Which suggests that the camera, is but small part of the whole deal, and the more camera you try pack, the bigger the deal will likely become.... as said, do you want to spend your trip playing cameras or having a holiday? No camera, no problem! Well... apart from that woman, who as woman do, will find SOMETHING to tap her foot and mutter about before dinner! Probably the trousers you choose to wear.. or the creases in them where you packed or something... but that's women!
So this is but a small and lip of the lettuce bit of the bigger picture.....
For me.. I have always avoided Africa, TBH, my mother was born there, and I suspect I'd have trouble leaving the place, or deciding where to go, 'cos of all the family legends.. but still, it would like India quarter century ago be a life-time trip, and I would want to make the most of it, and take LOTS of photo's...
Doing that anyway... it wouldn't be a huge leap, to grab the camera bag I have, with the entry level DSLR in it, and the spare SD cards and batteries and travel charger, and know I had most stuff covered; I'd probably shove the pocket drive for in there to clear down SD cards to, maybe even the lappy as well... and chuck in a travel adaptor for that... and I would likely do 'OK' whatever the ground-situation when I got to it, cos with a full set of charged batteries and the travel charger, I could most likely charge in any hotel I stopped at, of charge from the fag lighter ofr the Toyota Safari wagon, or ask bus driver nicely; When I found wi-fi, I could upload pics from the pocket drive to farce broke or whatever, as precaution against the pocket drive being kerbluggered, that saving clogging up the lappy's hard drive, which would let me google places to see and use memory-map to find out how to get there if needs.... BUT, that 'kit' all told, is probably best part of £5K's worth, all in, just on the electrical gizmos... not £500, and taken me a decade or more to acquire, and I have had that time to practice with it, if only on day trips and UK excursions, so wouldn't have to keep diving into the manuals the whole while......

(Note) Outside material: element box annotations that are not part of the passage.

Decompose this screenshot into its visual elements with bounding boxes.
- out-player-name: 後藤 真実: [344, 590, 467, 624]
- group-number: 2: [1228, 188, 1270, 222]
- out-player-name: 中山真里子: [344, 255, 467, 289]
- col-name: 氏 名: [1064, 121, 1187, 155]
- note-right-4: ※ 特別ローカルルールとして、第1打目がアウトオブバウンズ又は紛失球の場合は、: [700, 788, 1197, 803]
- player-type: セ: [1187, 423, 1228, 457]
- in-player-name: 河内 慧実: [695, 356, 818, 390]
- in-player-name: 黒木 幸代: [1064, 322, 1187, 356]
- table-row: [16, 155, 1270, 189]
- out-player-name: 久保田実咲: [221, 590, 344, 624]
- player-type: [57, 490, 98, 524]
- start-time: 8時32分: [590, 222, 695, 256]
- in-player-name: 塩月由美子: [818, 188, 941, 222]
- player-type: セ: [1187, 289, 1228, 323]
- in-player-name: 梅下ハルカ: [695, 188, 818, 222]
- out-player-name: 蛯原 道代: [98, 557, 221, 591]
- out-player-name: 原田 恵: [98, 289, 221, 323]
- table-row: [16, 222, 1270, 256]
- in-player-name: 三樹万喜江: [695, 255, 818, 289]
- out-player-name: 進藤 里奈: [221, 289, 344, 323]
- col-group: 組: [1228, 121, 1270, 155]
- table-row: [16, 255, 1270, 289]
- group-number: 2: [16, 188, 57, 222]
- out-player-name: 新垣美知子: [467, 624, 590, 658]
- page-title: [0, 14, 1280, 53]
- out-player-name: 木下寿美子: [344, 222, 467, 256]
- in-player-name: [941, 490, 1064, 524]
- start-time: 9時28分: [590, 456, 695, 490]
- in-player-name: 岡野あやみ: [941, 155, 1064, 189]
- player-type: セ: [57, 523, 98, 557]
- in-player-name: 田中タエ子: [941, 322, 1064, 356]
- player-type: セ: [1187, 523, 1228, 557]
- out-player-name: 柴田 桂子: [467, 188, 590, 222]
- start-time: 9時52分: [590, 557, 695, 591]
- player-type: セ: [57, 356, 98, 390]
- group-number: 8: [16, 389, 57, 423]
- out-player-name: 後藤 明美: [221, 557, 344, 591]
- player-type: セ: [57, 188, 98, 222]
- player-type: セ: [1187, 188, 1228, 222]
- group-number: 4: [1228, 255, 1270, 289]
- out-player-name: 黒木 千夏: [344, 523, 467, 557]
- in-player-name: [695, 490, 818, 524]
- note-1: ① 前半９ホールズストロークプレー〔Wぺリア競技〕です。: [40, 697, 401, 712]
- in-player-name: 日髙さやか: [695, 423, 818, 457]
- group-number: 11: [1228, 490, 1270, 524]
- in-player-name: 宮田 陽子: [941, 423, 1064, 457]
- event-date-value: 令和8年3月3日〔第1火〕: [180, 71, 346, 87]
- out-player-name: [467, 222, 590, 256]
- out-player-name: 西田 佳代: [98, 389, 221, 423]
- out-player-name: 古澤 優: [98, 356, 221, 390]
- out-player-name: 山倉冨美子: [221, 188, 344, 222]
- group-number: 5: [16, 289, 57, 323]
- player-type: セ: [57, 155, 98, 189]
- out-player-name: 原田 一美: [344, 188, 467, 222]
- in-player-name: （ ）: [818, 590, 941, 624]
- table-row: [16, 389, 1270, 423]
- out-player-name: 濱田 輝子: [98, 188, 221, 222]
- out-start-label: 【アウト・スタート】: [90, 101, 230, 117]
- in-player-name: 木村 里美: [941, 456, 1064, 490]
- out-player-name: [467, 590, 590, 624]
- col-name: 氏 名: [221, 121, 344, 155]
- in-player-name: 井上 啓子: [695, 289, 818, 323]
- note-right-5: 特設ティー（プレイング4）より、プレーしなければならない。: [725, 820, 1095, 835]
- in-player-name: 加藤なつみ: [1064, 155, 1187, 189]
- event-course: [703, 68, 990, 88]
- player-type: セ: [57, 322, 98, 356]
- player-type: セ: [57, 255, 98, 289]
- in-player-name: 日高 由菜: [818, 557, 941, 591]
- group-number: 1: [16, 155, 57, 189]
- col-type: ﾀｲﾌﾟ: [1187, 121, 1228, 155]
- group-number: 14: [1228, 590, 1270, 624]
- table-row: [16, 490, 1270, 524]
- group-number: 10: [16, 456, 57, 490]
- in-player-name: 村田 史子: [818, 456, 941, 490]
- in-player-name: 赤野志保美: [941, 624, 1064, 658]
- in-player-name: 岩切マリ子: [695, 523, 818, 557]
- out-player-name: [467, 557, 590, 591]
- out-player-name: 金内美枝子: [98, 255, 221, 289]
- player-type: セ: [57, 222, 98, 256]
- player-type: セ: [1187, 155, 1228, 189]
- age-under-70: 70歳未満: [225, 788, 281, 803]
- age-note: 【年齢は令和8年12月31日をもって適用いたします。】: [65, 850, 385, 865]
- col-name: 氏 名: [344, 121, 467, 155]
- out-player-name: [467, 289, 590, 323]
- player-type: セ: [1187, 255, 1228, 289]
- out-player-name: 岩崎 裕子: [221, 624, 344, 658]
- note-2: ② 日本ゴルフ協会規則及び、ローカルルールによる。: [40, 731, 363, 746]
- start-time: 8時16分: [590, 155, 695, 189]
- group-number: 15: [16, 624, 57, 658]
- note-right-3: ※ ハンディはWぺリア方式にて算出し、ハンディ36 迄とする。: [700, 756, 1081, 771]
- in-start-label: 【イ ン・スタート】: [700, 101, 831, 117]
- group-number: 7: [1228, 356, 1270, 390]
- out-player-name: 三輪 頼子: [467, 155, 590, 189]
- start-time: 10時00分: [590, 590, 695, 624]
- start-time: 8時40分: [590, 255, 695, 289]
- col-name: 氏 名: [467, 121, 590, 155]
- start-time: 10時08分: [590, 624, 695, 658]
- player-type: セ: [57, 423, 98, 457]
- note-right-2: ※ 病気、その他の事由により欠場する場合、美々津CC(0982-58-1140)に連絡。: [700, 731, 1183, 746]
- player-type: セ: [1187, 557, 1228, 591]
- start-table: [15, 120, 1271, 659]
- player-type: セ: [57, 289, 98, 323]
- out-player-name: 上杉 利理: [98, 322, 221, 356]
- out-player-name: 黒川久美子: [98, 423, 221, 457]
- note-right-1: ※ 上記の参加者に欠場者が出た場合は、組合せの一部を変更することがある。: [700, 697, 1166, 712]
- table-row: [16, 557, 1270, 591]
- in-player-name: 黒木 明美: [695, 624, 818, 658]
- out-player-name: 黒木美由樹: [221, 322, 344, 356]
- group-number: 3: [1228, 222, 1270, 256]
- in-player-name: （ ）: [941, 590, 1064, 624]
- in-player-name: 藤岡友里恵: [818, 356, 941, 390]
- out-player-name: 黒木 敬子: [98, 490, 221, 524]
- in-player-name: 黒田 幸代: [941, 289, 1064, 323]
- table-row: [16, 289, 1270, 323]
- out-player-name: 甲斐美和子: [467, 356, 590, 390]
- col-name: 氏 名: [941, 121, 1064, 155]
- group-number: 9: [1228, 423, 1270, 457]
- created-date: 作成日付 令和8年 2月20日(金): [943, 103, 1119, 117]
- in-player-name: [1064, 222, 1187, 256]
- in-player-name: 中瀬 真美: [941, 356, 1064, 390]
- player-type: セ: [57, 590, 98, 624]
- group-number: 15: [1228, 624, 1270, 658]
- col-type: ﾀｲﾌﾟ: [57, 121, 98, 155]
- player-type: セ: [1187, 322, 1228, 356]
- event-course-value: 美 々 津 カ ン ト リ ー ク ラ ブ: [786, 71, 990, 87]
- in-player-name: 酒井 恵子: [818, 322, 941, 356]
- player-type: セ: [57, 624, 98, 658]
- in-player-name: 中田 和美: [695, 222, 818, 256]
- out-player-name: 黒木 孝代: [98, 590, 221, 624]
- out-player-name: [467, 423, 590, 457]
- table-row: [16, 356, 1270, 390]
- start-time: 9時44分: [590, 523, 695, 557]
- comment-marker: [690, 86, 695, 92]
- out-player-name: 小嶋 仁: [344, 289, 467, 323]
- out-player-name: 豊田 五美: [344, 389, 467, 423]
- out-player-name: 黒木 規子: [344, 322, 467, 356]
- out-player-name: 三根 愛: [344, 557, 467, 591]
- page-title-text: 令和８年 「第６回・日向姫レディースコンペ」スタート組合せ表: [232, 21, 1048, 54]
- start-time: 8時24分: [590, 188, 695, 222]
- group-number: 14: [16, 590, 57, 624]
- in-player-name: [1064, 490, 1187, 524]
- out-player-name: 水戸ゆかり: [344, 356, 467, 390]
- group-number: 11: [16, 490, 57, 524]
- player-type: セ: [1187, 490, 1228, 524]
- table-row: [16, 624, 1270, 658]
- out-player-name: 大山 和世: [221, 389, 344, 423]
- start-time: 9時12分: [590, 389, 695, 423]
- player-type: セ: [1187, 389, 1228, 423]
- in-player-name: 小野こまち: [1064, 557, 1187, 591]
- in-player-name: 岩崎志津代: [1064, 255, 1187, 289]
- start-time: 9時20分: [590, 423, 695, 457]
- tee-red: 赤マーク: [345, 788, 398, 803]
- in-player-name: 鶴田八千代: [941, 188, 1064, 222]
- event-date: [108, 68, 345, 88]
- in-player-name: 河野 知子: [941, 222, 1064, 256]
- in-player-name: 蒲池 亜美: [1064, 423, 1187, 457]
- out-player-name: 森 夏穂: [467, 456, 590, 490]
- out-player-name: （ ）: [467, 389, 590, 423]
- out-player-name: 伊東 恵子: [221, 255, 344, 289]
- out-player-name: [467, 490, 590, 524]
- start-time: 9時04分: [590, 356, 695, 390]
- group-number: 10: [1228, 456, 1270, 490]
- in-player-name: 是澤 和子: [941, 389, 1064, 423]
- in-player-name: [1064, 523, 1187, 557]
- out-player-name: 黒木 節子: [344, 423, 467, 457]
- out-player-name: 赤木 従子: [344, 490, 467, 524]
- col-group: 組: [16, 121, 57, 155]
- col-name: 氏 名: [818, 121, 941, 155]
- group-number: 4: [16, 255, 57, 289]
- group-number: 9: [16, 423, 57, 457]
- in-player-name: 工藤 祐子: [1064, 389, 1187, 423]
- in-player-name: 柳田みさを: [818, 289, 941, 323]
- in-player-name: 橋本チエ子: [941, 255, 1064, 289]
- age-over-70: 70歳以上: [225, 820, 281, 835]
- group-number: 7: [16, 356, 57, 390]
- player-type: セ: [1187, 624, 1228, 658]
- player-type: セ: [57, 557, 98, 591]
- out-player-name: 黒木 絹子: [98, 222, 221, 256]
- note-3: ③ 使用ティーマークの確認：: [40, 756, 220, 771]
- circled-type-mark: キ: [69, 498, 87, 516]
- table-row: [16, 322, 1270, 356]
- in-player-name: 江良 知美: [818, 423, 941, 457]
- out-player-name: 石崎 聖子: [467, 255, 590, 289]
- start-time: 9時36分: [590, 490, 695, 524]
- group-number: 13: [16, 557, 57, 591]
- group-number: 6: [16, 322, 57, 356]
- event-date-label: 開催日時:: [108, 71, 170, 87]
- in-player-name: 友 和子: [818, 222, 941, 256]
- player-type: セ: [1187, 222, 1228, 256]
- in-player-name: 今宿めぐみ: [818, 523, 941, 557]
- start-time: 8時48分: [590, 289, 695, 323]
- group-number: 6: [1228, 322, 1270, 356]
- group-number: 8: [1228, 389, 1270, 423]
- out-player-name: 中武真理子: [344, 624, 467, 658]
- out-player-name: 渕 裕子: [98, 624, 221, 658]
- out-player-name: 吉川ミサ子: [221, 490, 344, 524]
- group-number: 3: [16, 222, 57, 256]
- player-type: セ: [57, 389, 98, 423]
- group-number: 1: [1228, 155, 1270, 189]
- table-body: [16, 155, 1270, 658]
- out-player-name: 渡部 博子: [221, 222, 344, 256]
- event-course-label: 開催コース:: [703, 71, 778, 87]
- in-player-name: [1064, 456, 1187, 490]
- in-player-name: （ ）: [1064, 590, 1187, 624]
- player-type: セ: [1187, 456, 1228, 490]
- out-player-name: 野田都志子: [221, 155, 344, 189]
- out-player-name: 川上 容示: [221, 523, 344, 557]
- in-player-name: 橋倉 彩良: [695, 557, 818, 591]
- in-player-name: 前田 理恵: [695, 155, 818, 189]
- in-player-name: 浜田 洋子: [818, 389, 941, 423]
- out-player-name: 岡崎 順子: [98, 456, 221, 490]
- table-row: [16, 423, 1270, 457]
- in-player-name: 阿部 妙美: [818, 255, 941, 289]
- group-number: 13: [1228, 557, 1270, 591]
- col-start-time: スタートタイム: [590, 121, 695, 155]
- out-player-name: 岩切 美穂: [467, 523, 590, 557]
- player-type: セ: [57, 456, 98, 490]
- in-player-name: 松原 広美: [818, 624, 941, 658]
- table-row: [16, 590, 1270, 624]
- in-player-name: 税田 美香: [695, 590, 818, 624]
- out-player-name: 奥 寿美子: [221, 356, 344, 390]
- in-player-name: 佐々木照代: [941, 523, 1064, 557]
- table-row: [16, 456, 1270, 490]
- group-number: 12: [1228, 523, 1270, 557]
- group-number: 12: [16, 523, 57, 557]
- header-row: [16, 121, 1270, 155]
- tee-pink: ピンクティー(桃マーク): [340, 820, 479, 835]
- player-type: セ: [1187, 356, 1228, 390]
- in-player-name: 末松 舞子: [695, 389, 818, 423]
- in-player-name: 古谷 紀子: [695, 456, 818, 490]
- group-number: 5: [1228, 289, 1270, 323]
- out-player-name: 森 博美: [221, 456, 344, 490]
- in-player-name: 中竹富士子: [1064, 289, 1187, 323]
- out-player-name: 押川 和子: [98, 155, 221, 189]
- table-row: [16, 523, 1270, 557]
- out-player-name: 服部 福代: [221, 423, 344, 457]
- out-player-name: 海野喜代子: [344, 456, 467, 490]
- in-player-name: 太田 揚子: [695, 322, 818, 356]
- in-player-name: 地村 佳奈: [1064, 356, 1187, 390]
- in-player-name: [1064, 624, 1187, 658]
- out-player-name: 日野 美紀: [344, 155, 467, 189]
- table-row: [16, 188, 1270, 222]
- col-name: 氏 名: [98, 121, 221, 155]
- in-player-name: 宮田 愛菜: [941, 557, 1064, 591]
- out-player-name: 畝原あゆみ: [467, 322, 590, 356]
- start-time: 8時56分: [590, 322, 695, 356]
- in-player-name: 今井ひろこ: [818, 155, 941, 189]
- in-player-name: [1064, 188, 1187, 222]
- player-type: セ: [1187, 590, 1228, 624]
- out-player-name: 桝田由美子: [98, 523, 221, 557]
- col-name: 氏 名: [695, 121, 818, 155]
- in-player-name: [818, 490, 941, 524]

So.... for where you are at... a one size fits all off the peg solution, is not on the shelf... whatever the salesman may say! More you chase that, more jack-of-all trades you'll likely make, and the more problems you;ll make for yourself rather than solve.....compromises have to be made, so where you prepared to make them?
And do you still have your film camera?
Cos if so.. and if you know that inside out, saves a lot of learning! And spending! Get on e-bay, get some film for it, get some more film for it; buy some new batteries, buy a couple of sets of spare batteries, and off you go... worry about the developing when you get home.
And right off the top... I can say, that for what I have spent on electric picture making in the last few years, I COULD have bought a HECK of a lot of film! and probably got a lot more photo's I actually likes for it! Film aint dead yet, you know... and it STILL has a lot going for it....
But.... its all in the compromises, you are prepared to make, not in the catalogues; and its not 'just' a camera, its a whole picture taking plan, that is needed.
Best of British, with it.... but remember, think outside the box; there's more to photography OUTSIDE the camera, than there ever is in it... so ponder the entirety, look wide, dont zoom in on a micro-scape, and obsess about the little details, catching the penny and missing the pound and all that!